We’ve said it before, informational interviewing is one of the most important things you can be doing for your career. But what happens after the phone is hung up, coffee is gone, and thank you notes are sent? Since this industry is all about who you know, take every opportunity to build another meaningful contact. Extend the life of an informational interview by turning that one meeting into an important media contact and lifelong career asset. Here’s how:
It goes without saying that as with any interview, you send a thank you note once the meeting is over. That’s expected. What is not expected, however, is additional follow-up. If you want to stay on someone’s radar, you need to keep the communication flowing. This doesn’t mean daily status updates, but every few months, consider sending a note letting them know where you are in your career.

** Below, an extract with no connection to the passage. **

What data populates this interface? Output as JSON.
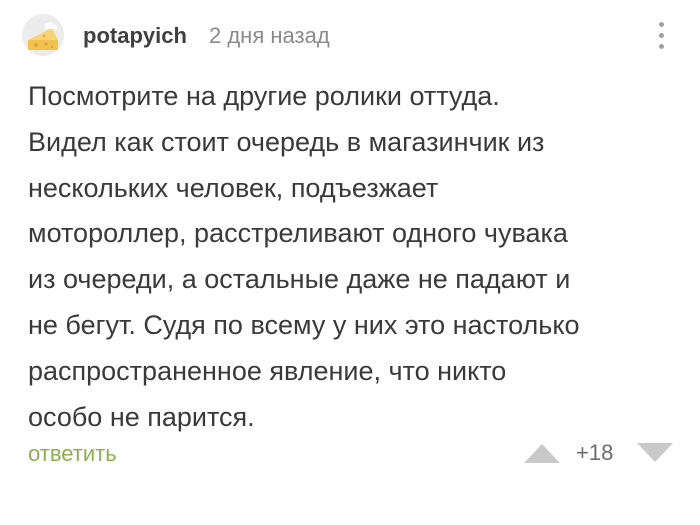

If they respond, you’re on your way to building a meaningful contact. If you get no response, my suggestion is to move on: a contact that perceives you as nagging is not a useful one.
Track Their Career
If you get a LinkedIn alert or hear through the grapevine that your contact has moved onto a new company or been promoted to a new position, congratulate them! This shows goodwill and that you’re staying on top of industry trends, both of which are valuable traits.
Ask for More Information
Open up an ongoing dialogue by asking for more information. Either a follow-up question to something you spoke about in your meeting or advice on something new. For example, if you know that your contact previously worked for Warner Bros. and you find yourself with a job interview lined up there, reach out to your contact and see what they thought about the company, etc.
And Then Wait…
After your informational interview, don’t jump straight into asking for favors like making a connection or passing along your resume. The most valuable contacts are the ones that feel like they have some connection to you, so take the time to build a working relationship with your contact. There’s no one-size-fits-all timeframe to wait out before you can start calling in favors, it’s more nuanced than that. But a good rule of thumb is to ask yourself, “If I were in this person’s shoes, would I feel like this is too soon?” If you’re unsure, wait a little longer.